How serious are the US sanctions on Iranian oil production and exports?

The United States government has not stopped its attempts to close Iran’s oil exports, and recently, Iranian officials have answered back, by threatening to block the Strait of Hormuz. Such a result is highly unlikely, but however, ongoing word war between the two countries shows how fast the confrontation has escalated.

Oil prices rose in late June when a US State Department official declared that countries were expected to completely stop importing oil from Iran. The official also suggested that it was unlikely that Trump would grant any exemptions.

This, in turn, led to higher oil prices as the oil market had to recalibrate expected losses from Iran, with the general consensus changing from a loss of about 500,000 bpd by the end of the year to more than a million barrels. It is difficult to compensate for a loss of this scale, even if Saudi Arabia decides to burn all its spare capacity.

Preliminary evidence suggests that Trump managed to persuade major buyers of Iranian oil to limit their purchases. South Korea reportedly plans to cut its oil imports from Iran in August. Japan plans to buy oil from Iran in the next few months, but is likely to be under pressure to cut imports as the November deadline approaches, sources said.

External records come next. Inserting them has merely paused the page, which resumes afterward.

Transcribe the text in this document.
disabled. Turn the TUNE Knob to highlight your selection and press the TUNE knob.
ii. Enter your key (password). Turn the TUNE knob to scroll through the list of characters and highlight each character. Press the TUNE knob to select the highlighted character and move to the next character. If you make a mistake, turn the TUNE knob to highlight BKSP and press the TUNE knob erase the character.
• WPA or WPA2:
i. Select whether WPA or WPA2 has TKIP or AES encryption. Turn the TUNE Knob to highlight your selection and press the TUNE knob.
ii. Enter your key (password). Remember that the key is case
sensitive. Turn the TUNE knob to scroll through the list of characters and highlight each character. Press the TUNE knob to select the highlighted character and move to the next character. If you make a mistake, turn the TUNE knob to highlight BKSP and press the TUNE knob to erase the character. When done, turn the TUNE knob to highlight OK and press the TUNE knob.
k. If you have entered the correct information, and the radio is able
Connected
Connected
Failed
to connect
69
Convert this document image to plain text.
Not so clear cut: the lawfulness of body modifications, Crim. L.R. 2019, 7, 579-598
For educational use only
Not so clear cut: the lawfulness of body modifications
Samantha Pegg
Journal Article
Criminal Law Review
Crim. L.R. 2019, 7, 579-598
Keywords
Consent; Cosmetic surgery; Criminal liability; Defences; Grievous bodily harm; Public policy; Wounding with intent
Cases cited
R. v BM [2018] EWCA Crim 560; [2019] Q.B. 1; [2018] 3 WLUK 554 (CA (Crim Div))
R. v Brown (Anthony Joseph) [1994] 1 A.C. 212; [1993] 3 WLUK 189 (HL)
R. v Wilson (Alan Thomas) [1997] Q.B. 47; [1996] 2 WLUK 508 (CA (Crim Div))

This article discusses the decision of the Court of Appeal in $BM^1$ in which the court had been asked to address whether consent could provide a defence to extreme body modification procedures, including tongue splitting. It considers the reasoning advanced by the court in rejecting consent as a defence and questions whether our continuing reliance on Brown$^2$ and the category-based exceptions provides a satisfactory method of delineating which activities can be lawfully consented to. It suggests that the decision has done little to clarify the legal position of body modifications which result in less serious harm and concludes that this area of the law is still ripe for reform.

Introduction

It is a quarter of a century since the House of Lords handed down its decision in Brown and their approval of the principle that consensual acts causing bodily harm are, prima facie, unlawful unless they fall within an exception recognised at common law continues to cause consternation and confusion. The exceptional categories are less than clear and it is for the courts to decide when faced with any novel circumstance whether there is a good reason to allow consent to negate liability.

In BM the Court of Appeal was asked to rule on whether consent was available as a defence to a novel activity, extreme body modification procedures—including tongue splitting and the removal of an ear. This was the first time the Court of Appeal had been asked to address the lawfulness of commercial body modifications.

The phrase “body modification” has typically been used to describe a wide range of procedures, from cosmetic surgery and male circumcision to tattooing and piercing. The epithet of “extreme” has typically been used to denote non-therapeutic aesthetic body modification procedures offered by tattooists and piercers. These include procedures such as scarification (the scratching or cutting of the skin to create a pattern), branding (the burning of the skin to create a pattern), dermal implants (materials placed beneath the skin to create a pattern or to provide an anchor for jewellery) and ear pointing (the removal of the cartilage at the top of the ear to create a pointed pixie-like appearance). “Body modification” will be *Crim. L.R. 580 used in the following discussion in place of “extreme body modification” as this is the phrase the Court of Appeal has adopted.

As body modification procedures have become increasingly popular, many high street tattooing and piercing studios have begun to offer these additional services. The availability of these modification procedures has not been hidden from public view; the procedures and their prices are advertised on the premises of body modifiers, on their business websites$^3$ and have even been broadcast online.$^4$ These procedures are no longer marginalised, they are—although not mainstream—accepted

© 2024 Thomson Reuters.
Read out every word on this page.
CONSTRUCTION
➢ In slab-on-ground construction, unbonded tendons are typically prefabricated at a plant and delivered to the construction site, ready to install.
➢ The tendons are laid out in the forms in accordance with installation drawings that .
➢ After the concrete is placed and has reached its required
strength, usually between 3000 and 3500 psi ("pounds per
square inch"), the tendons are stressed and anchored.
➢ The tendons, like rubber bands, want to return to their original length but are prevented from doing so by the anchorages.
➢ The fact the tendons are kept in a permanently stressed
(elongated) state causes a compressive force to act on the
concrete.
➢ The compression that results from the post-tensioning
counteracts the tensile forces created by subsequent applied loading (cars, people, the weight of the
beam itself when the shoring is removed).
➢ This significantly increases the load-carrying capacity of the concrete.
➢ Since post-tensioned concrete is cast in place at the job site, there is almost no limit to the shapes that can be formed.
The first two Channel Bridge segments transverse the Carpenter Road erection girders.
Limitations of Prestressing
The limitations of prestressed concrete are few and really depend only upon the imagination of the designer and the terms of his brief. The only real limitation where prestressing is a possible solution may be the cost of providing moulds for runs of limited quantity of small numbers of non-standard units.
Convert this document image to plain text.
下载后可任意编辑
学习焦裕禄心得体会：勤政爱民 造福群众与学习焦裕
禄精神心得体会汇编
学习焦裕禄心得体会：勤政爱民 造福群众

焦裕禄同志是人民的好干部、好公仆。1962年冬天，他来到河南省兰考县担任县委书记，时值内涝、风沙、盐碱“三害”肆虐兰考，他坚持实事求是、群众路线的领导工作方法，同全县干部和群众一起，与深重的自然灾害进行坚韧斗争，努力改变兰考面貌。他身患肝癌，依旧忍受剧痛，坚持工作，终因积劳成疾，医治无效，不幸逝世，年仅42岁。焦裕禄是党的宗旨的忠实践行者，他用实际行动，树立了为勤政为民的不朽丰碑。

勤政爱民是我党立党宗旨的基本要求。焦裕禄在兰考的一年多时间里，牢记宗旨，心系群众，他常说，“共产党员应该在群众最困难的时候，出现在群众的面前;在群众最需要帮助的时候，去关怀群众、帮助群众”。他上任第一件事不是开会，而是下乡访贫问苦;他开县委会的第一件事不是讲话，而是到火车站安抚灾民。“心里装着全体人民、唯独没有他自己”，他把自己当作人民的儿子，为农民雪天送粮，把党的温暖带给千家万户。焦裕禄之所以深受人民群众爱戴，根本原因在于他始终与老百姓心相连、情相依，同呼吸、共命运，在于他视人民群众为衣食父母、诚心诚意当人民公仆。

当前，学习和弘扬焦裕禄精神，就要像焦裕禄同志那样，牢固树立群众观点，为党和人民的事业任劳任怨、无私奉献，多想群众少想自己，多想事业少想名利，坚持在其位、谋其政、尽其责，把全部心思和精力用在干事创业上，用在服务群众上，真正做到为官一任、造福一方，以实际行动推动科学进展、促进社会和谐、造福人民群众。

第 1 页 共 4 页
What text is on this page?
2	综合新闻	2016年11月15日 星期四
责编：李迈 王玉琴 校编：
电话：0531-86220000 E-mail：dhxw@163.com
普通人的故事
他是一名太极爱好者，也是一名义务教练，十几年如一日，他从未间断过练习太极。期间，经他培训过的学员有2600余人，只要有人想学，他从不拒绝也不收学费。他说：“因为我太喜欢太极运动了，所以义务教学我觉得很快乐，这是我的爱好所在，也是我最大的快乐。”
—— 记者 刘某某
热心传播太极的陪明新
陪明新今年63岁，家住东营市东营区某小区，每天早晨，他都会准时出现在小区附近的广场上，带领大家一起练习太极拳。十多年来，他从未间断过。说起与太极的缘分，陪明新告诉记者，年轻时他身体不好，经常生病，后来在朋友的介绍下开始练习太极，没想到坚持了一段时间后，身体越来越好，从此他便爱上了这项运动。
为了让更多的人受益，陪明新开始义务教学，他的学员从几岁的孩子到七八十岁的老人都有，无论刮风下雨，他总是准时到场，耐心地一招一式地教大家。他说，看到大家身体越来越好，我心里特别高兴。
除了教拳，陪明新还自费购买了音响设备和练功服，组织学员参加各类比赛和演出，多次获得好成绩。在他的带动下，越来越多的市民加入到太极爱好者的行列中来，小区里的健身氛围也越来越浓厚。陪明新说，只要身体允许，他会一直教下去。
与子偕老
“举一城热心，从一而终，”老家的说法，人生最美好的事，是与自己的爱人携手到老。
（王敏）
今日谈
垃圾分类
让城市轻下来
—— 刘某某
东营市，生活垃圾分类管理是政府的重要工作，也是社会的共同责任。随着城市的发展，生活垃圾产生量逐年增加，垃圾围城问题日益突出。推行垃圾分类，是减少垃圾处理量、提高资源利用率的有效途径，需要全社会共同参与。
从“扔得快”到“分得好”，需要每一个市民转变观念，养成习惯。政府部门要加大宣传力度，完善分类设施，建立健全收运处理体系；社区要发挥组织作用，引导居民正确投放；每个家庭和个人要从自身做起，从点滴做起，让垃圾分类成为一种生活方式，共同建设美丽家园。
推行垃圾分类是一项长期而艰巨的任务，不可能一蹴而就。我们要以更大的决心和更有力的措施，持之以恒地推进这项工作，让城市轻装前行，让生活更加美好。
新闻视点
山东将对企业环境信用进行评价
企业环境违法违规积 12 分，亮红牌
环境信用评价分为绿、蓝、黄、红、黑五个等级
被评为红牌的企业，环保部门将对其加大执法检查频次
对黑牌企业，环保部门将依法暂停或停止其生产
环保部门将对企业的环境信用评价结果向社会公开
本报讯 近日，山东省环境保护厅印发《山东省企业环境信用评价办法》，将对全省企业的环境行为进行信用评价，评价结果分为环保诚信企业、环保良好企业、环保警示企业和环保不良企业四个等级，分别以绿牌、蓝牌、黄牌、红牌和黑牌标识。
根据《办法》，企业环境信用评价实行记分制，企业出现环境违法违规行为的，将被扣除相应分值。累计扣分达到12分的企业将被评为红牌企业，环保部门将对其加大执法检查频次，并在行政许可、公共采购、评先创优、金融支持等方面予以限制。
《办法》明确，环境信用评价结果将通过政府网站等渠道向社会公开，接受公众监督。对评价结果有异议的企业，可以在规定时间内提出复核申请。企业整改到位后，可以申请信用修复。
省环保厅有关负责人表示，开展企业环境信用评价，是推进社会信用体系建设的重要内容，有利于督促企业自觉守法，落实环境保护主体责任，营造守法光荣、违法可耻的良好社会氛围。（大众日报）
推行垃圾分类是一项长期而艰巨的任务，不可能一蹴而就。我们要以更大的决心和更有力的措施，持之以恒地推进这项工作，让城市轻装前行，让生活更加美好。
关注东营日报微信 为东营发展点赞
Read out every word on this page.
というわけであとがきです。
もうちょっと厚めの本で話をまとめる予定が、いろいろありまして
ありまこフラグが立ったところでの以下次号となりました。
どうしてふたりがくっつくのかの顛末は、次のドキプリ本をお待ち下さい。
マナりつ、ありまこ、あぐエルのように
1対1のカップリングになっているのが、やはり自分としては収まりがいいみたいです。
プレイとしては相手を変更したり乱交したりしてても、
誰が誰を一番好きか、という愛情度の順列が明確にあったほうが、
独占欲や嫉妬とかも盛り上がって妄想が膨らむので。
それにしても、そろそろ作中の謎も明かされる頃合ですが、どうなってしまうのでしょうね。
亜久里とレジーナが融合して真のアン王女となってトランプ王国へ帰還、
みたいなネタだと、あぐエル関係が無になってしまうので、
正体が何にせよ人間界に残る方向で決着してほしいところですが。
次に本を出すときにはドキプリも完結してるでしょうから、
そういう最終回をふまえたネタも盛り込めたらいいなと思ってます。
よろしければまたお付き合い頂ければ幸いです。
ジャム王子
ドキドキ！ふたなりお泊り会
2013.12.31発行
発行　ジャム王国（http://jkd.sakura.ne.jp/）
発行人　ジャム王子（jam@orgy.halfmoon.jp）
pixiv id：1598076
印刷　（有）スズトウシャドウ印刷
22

Iran managed to keep exports from being negatively affected in June, with trading volumes mostly unchanged despite higher exports in other sectors offset by lower crude oil exports.

Export flows to Europe fell sharply and Europe accounted for about a third of Iranian sales.

South Korea, Japan and Taiwan bought more Iranian oil in June, offsetting Europe’s slide.

The real difficult part will be in persuading China to curb Iranian exports, as presently, the country is still defying US demands and Beijing does not recognize the imposed US sanctions on Iran.

The EU, which still hopes to keep the nuclear deal with Iran, hopes to limit the impact of the US sanctions. Foreign ministers from Britain, China, France, Germany and Russia held talks on July 6 with Iran’s foreign minister in an effort to preserve the nuclear deal. However, that will only be possible if Iran gets the benefits of the deal, which includes oil exports. The group of world powers hopes to develop an economic package that will help Iran enough to maintain the country compliance with the nuclear deal.

This, however will be a difficult task because European companies are moving away from Iran, while their governments insist they will support their investments. All this means that a large part of Iranian oil exports will be cut during the second half of this year. Economic pain will add more pressure to the government, which is already struggling with increasingly distressed populations.

Another thing to watch is the ongoing protests in Iran. The demonstrations in Iran are very serious and many of them are now concentrated in oil-producing areas. Therefore, Iranian oil may face some serious production problems if these demonstrations continue to escalate.